Computational Neuroimaging Group (CNG), School of Medicine, Trinity College Dublin, Dublin, D02 RS90, Ireland.
Department of Neurology, St James's Hospital, Dublin, Ireland.
J Neurol. 2023 Sep;270(9):4235-4247. doi: 10.1007/s00415-023-11764-5. Epub 2023 May 13.
The characterisation of presymptomatic disease-burden patterns in asymptomatic mutation carriers has a dual academic and clinical relevance. The understanding of disease propagation mechanisms is of considerable conceptual interests, and defining the optimal time of pharmacological intervention is essential for improved clinical trial outcomes.
In a prospective, multimodal neuroimaging study, 22 asymptomatic C9orf72 GGGGCC hexanucleotide repeat carriers, 13 asymptomatic subjects with SOD1, and 54 "gene-negative" ALS kindreds were enrolled. Cortical and subcortical grey matter alterations were systematically appraised using volumetric, morphometric, vertex, and cortical thickness analyses. Using a Bayesian approach, the thalamus and amygdala were further parcellated into specific nuclei and the hippocampus was segmented into anatomically defined subfields.
Asymptomatic GGGGCC hexanucleotide repeat carriers in C9orf72 exhibited early subcortical changes with the preferential involvement of the pulvinar and mediodorsal regions of the thalamus, as well as the lateral aspect of the hippocampus. Volumetric approaches, morphometric methods, and vertex analyses were anatomically consistent in capturing focal subcortical changes in asymptomatic C9orf72 hexanucleotide repeat expansion carriers. SOD1 mutation carriers did not exhibit significant subcortical grey matter alterations. In our study, none of the two asymptomatic cohorts exhibited cortical grey matter alterations on either cortical thickness or morphometric analyses.
The presymptomatic radiological signature of C9orf72 is associated with selective thalamic and focal hippocampal degeneration which may be readily detectable before cortical grey matter changes ensue. Our findings confirm selective subcortical grey matter involvement early in the course of C9orf72-associated neurodegeneration.
无症状突变携带者的无症状疾病负担模式的特征具有双重学术和临床意义。了解疾病传播机制具有重要的概念意义,而确定药物干预的最佳时间对于改善临床试验结果至关重要。

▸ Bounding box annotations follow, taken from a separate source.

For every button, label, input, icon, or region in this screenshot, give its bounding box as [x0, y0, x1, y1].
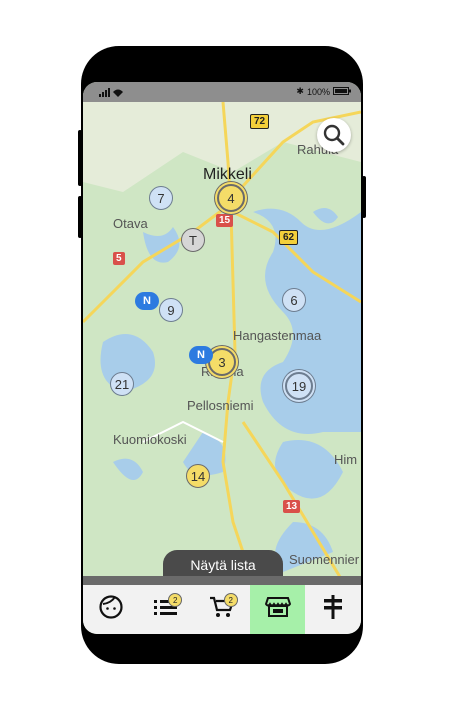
cluster-marker-9[interactable]: 9	[159, 298, 183, 322]
battery-text: 100%	[306, 86, 330, 97]
place-hangastenmaa: Hangastenmaa	[233, 328, 322, 343]
pin-marker-n[interactable]: N	[189, 346, 213, 364]
nav-cart[interactable]: 2	[194, 585, 250, 634]
road-15-shield: 15	[216, 214, 234, 227]
place-suomenniemi: Suomennier	[289, 552, 360, 567]
face-icon	[98, 594, 124, 625]
place-otava: Otava	[113, 216, 148, 231]
cluster-marker-t[interactable]: T	[181, 228, 205, 252]
road-13-shield: 13	[283, 500, 301, 513]
place-mikkeli: Mikkeli	[203, 166, 252, 183]
volume-down-button	[78, 196, 82, 238]
bluetooth-icon: ✱	[296, 86, 304, 96]
place-pellosniemi: Pellosniemi	[187, 398, 254, 413]
cluster-marker-7[interactable]: 7	[149, 186, 173, 210]
road-62-shield: 62	[279, 230, 299, 245]
cluster-marker-6[interactable]: 6	[282, 288, 306, 312]
store-icon	[264, 595, 291, 624]
screen: ✱ 100% Mikkeli Rahula Otava Hangastenmaa…	[83, 82, 361, 634]
search-button[interactable]	[317, 118, 351, 152]
nav-store[interactable]	[249, 585, 306, 634]
signpost-icon	[321, 594, 345, 625]
road-5-shield: 5	[113, 252, 125, 265]
signal-icon	[99, 88, 123, 99]
place-him: Him	[334, 452, 358, 467]
nav-signpost[interactable]	[305, 585, 361, 634]
cart-count-badge: 2	[223, 593, 238, 607]
pin-marker-n[interactable]: N	[135, 292, 159, 310]
battery-icon	[333, 86, 351, 97]
map-view[interactable]: Mikkeli Rahula Otava Hangastenmaa Ristii…	[83, 102, 361, 582]
volume-up-button	[78, 130, 82, 186]
list-count-badge: 2	[168, 593, 183, 607]
road-72-shield: 72	[250, 114, 270, 129]
power-button	[362, 176, 366, 218]
search-icon	[323, 124, 345, 146]
cluster-marker-19[interactable]: 19	[285, 372, 313, 400]
bottom-nav: 2 2	[83, 585, 361, 634]
cluster-marker-4[interactable]: 4	[217, 184, 245, 212]
cluster-marker-14[interactable]: 14	[186, 464, 210, 488]
nav-profile[interactable]	[83, 585, 139, 634]
place-kuomiokoski: Kuomiokoski	[113, 432, 187, 447]
cluster-marker-21[interactable]: 21	[110, 372, 134, 396]
nav-list[interactable]: 2	[139, 585, 195, 634]
status-bar: ✱ 100%	[83, 82, 361, 102]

在一项前瞻性的多模态神经影像学研究中,纳入了 22 名无症状 C9orf72 GGGGCC 六核苷酸重复携带者、13 名无症状 SOD1 患者和 54 名“基因阴性”ALS 家族。使用体积、形态、顶点和皮质厚度分析系统评估皮质和皮质下灰质改变。使用贝叶斯方法,进一步将丘脑和杏仁核分割成特定核,并将海马体分割成解剖定义的亚区。
无症状 C9orf72 中的 GGGGCC 六核苷酸重复携带者表现出早期的皮质下变化,丘脑的苍白球和中背侧区域以及海马体的外侧区域优先受累。体积方法、形态方法和顶点分析在捕获无症状 C9orf72 六核苷酸重复扩展携带者的局灶性皮质下变化方面具有解剖一致性。SOD1 突变携带者没有表现出明显的皮质下灰质改变。在我们的研究中,两个无症状队列都没有在皮质厚度或形态分析上表现出皮质灰质改变。
C9orf72 的无症状放射学特征与选择性丘脑和局灶性海马体变性相关,这可能在皮质灰质变化之前就很容易检测到。我们的研究结果证实了 C9orf72 相关神经退行性变早期选择性皮质下灰质受累。